Truth was, strange as it may seem, Johnny’s mind had gone off the track. It had suddenly been deflected by the thought-camera, the most extraordinary thing he had ever seen. “I dreamed it,” he had been telling himself. “Thing never happened. That Chinaman never recorded my thoughts. But if he did, if the thing’s in my closet when I get home, I’ll try it—like to try it now.” This was what he had been thinking when Doug Danby brought him back to his present surroundings.

“Swell idea!” he enthused, once the electric umpire had been explained to him. “Work all right, I’m sure of it.”

“And draw a crowd,” put in Doug.

“That’s what I was thinking,” Colonel Chamberlain agreed. “Paying crowds are what you need right now. You’ll get that extra five hundred dollars in plenty of time. All you need is advertising.”

“Leave that to me.” Johnny was on his feet, ready for a dash home. With the aid of the thought-camera, he would dish up plenty of fancy advertising.

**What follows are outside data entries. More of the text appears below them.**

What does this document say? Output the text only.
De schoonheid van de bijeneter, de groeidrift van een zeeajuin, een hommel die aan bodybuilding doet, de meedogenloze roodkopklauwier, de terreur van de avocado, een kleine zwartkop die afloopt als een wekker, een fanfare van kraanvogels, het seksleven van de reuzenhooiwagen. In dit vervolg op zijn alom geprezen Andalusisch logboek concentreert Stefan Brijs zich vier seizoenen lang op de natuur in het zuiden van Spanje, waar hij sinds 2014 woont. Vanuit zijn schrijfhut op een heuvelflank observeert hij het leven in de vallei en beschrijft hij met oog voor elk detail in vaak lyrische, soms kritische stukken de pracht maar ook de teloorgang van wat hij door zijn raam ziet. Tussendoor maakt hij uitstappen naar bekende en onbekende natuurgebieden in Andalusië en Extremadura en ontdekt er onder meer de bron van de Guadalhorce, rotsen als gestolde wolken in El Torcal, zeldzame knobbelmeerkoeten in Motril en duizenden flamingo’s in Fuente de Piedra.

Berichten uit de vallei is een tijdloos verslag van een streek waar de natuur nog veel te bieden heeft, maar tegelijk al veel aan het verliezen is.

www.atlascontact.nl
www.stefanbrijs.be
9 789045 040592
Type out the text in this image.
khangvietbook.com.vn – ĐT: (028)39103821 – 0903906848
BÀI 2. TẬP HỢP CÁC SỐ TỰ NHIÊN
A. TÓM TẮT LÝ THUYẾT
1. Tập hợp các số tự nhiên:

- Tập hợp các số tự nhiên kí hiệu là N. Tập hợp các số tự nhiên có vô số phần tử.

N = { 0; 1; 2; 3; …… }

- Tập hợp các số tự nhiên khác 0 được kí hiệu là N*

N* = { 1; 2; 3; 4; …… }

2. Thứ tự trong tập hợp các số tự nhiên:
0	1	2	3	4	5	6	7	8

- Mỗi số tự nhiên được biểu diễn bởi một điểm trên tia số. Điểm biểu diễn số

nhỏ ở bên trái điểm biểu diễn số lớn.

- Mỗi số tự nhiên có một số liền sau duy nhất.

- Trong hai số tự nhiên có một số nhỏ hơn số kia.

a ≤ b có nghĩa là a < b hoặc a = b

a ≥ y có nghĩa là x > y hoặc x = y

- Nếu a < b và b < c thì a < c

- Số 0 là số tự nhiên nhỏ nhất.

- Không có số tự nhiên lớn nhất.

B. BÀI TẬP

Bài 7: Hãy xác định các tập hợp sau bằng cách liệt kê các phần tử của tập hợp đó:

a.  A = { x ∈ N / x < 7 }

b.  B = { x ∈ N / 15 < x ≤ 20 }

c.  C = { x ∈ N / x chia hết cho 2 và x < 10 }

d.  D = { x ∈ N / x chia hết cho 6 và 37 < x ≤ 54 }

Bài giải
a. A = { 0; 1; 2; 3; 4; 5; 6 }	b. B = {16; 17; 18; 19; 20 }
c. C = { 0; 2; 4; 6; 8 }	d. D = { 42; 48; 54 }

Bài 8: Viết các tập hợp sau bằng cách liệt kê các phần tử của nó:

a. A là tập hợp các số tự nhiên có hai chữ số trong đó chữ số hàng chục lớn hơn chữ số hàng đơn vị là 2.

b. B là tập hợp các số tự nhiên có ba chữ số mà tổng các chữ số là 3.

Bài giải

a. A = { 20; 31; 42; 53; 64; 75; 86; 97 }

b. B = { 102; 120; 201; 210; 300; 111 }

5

“All right,” Doug agreed, “you look after that. I’ll get in touch with the Fairfield bunch. See if they’ll stand for this electric umpire.”

“They’ll stand for it right enough,” the Colonel said with a smile. “They get a percentage of the gate receipts. Just talk publicity to them and they’ll agree readily enough.

“Well—” his tone became brisk. “Council of war is over. I’ll have my pitcher on hand for Saturday’s major attraction. And you, Goggles, you’ll take care of Wednesday. Meeting’s adjourned.”

With a “Thank you, thank you a lot!” the three boys filed out of the office.

“Well,” Doug sighed, “we didn’t see him after all.”

“See who?” Johnny was once more lost in his contemplation of the immediate future.

“The pitcher, of course,” Doug grumbled. “Fellow’d think he was just an ordinary person.”

“Well, perhaps he is,” Johnny chuckled.

“And perhaps he is not,” Doug replied as they lost themselves in the gathering darkness.